1. Is the current novel "SARS-like" coronavirus considered a select agent?

   The intent of the addition of Severe acute respiratory syndrome coronavirus (SARS-CoV) to the select agent and toxin list was to capture the SARS-CoV that caused the world wide outbreak in 2002-2003. The SARS-CoV that caused the outbreak in 2002-2003 and any derivative strains made from it are regulated. At this time the Federal Select Agent Program does not intend to regulate the current novel SARS-like coronavirus.

2. I have inactivated SARS-CoV genomic material by irradiation. Is the genomic material still regulated after inactivation?

   With regard to SARS-CoV genomic material, if the irradiation inactivates the genomic material such that it is no longer capable of producing infectious forms of SARS then it is excluded from the select agent regulations. If a Principal Investigator has separate fragments of SARS-CoV RNA, the individual fragments are not regulated if they cannot produce infectious forms of SARS. Please refer to the guidance on synthetic genomics at http://www.selectagents.gov/SyntheticGenomics.html for additional information.

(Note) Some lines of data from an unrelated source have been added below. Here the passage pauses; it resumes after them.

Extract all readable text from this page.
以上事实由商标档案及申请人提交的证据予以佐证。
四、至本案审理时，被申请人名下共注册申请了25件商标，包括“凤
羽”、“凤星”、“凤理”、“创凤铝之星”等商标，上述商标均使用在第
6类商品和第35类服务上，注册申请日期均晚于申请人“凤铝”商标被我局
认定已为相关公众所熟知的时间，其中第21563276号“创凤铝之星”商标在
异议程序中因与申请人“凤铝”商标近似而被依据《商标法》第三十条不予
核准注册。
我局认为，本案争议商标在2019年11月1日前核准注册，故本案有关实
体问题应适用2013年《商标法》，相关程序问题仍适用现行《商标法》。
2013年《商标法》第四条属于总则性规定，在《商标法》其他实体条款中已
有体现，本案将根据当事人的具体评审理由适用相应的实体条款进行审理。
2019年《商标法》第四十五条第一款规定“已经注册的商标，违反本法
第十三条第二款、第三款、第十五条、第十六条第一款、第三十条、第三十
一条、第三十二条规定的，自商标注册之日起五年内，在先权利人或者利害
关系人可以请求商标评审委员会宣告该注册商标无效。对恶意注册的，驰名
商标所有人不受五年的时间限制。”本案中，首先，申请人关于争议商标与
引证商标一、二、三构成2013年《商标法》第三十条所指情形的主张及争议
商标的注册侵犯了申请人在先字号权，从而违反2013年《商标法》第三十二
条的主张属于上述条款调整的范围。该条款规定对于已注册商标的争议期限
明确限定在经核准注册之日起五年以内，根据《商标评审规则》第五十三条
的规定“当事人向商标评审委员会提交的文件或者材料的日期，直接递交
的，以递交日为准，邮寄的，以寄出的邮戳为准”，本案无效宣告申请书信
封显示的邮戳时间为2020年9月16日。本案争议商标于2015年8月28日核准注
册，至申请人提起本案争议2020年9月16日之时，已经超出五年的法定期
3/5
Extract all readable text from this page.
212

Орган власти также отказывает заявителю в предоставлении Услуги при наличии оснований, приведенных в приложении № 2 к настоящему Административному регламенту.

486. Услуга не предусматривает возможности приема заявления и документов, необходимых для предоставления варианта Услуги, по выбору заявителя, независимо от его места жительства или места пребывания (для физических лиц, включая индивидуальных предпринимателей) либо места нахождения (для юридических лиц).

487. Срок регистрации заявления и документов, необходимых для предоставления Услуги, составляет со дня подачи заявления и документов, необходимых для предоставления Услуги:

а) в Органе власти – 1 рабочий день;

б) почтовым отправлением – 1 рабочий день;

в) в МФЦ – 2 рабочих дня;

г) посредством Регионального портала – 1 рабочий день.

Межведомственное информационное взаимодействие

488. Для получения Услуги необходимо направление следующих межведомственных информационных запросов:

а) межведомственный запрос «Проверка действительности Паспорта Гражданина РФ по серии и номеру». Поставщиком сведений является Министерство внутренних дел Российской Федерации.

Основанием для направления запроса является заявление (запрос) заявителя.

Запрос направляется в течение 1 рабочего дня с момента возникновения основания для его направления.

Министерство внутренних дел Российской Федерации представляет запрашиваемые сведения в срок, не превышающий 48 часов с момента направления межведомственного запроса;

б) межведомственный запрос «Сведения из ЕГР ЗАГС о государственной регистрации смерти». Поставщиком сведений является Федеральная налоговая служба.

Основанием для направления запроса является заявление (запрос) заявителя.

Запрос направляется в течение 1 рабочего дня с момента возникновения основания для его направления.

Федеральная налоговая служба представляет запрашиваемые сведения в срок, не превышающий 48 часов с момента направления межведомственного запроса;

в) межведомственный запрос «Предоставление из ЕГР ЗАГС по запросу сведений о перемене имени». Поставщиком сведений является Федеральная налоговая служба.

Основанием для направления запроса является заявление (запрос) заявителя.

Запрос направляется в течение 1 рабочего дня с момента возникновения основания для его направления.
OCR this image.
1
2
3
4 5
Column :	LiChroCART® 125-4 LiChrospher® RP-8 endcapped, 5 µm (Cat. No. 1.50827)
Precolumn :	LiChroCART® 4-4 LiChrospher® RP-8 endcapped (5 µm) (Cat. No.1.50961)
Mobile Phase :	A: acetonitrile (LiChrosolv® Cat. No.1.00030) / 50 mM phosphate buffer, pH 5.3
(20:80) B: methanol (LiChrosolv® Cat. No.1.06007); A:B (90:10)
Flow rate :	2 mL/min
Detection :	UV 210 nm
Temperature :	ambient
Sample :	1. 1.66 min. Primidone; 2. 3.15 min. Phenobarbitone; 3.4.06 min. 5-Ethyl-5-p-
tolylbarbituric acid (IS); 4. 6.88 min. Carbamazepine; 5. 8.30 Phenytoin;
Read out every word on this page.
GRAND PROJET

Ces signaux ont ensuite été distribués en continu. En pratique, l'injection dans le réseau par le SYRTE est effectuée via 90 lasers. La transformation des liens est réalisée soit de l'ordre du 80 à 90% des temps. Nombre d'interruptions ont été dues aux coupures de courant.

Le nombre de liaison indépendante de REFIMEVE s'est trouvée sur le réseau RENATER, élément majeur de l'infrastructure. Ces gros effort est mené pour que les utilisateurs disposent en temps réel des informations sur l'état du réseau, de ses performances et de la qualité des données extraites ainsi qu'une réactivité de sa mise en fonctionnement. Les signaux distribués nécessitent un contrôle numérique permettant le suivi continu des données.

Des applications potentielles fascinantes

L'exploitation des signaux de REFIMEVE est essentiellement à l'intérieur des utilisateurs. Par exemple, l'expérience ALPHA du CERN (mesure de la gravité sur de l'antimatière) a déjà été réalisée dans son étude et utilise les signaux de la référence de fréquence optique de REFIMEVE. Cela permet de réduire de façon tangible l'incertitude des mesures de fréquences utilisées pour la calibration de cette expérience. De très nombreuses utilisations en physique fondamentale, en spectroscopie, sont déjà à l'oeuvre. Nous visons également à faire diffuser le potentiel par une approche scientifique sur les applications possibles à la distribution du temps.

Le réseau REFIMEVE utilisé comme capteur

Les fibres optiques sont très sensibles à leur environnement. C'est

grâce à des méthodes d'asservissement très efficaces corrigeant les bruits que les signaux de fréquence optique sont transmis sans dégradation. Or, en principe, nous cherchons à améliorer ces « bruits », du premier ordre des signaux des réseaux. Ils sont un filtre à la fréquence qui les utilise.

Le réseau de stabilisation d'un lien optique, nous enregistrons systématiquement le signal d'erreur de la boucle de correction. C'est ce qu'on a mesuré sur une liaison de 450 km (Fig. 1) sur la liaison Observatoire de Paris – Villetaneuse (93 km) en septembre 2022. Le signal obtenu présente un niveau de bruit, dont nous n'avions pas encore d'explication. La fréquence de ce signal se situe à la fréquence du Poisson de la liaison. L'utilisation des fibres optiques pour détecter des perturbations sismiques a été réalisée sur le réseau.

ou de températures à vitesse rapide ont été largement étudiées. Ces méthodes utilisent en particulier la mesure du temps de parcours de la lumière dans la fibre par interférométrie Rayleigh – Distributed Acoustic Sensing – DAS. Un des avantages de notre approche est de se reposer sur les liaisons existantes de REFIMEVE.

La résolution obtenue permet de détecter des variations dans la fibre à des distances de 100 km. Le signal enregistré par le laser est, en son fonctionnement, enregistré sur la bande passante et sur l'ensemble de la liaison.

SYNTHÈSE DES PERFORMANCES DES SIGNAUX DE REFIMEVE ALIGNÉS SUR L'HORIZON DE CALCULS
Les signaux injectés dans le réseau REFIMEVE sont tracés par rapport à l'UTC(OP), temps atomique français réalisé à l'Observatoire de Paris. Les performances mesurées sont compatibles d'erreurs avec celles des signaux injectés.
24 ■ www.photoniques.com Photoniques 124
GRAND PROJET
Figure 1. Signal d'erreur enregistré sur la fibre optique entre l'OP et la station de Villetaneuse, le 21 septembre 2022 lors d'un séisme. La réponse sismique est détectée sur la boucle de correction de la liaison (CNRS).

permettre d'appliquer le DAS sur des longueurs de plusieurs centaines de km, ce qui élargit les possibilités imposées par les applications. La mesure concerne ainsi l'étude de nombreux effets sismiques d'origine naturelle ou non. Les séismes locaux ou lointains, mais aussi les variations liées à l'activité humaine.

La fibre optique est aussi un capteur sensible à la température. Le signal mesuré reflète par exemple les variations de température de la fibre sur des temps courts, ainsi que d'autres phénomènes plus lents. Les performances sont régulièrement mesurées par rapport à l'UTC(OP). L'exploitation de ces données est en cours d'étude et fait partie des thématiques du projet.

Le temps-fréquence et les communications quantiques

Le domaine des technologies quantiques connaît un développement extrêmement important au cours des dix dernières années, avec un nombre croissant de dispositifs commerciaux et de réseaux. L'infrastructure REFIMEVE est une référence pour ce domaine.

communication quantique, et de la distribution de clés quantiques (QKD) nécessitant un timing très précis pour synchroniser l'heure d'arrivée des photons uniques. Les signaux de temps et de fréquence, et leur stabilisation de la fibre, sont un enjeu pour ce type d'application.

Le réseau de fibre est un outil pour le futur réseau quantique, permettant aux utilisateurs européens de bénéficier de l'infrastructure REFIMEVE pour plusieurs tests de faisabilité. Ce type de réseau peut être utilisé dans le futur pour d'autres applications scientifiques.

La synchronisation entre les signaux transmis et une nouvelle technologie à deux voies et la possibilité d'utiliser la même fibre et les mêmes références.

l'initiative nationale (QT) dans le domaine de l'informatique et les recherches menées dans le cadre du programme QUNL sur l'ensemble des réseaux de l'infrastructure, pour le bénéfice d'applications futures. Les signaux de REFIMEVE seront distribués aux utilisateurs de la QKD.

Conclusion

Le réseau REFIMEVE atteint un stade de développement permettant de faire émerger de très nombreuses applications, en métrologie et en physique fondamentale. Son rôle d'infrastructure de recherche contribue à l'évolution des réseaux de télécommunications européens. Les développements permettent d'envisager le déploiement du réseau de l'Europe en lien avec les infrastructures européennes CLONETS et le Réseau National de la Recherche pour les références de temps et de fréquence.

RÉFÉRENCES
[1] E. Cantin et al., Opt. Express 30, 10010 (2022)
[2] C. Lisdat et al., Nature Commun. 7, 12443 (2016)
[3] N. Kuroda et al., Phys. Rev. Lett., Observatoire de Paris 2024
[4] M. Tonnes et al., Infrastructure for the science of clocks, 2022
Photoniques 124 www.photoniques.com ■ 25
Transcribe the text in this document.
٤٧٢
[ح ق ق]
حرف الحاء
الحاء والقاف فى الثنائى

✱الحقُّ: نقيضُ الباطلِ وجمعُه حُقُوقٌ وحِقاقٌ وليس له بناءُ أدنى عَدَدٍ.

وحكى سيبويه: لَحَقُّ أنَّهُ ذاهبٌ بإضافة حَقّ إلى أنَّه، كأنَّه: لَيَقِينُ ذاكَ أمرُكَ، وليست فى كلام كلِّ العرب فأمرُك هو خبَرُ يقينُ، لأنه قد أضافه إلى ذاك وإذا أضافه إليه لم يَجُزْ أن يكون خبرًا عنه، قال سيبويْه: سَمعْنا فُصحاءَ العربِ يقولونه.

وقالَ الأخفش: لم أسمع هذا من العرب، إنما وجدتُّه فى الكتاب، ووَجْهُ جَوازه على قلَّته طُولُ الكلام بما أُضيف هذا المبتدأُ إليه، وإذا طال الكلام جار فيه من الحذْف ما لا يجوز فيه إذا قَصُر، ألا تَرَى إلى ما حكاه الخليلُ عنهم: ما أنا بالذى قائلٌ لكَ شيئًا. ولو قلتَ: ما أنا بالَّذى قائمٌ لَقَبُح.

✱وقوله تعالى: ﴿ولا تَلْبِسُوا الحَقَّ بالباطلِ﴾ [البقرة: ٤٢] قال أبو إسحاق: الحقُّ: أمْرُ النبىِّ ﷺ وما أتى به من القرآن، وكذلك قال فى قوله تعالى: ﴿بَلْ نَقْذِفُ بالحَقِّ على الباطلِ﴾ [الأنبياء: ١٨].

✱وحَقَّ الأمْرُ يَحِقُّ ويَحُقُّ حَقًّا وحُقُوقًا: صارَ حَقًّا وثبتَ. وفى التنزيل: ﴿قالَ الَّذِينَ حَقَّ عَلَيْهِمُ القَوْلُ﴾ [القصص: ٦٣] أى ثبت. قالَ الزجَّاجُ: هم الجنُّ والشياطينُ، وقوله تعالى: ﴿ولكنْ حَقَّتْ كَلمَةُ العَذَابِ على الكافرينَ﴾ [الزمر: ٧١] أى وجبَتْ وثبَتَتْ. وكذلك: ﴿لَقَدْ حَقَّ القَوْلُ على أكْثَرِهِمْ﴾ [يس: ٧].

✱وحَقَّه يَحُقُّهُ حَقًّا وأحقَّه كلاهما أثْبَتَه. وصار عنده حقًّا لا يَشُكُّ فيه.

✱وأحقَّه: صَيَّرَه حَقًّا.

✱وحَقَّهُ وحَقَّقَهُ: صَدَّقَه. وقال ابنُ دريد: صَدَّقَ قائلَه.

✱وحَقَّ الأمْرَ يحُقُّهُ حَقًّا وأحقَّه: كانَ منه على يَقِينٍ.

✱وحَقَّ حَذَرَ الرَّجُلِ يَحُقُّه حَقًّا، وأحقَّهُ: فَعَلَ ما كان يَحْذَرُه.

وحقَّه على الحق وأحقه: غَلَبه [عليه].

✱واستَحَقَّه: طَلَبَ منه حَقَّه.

3. What is the appropriate biosafety level for work with SARS-CoV?

   The Biosafety in Microbiological and Biomedical Laboratories (BMBL) 5th Ed, recommends the following for work with SARS-CoV:

   • The following procedures may be conducted in the BSL-2 setting:
     • pathologic examination and processing of formalin-fixed or otherwise inactivated tissues,
     • molecular analysis of extracted nucleic acid preparations,
     • electron microscopic studies with glutaraldehyde-fixed grids,
     • routine examination of bacterial and fungal cultures,
     • routine staining and microscopic analysis of fixed smears, and
     • final packaging of specimens for transport to diagnostic laboratories for additional testing (specimens should already be in a sealed, decontaminated primary container).
     
     
   • Activities involving manipulation of untreated specimens should be performed in BSL-2 facilities following BSL-3 practices. In the rare event that a procedure or process involving untreated specimens cannot be conducted in a BSC, gloves, gown, eye protection, and respiratory protection (acceptable methods of respiratory protection include: a properly fit-tested, National Institute for Occupational Safety and Health [NIOSH]-approved filter respirator [N-95 or higher level] or a PAPR equipped with HEPA filters) should be used. All personnel who use respiratory protective devices should be enrolled in an appropriately constituted respiratory protection program. [ The entity's biosafety plan should be site specific and based on a risk assessment.]
     
     
   • SARS-CoV propagation in cell culture and the initial characterization of viral agents recovered in cultures of SARS specimens must be performed in a BSL-3 facility using BSL-3 practices and procedures. Risk assessment may dictate the additional use of respiratory protection.
     
     
   • Inoculation of animals for potential recovery of SARS-CoV from SARS samples, research studies, and protocols involving animal inoculation for characterization of putative SARS agents must be performed in ABSL-3 facilities using ABSL-3 work practices. Respiratory protection should be used as warranted by risk assessment.
     
4. Where can I find guidelines for medical surveillance of laboratory personnel working with SARS-CoV?

   Guidelines for Medical Surveillance of Laboratory Personnel working with SARS-CoV can help to ensure that workers who are at risk of occupational exposure to SARS-CoV and who develop symptoms of illness receive appropriate medical evaluation and treatment, both for the benefit of their health and to prevent further transmission.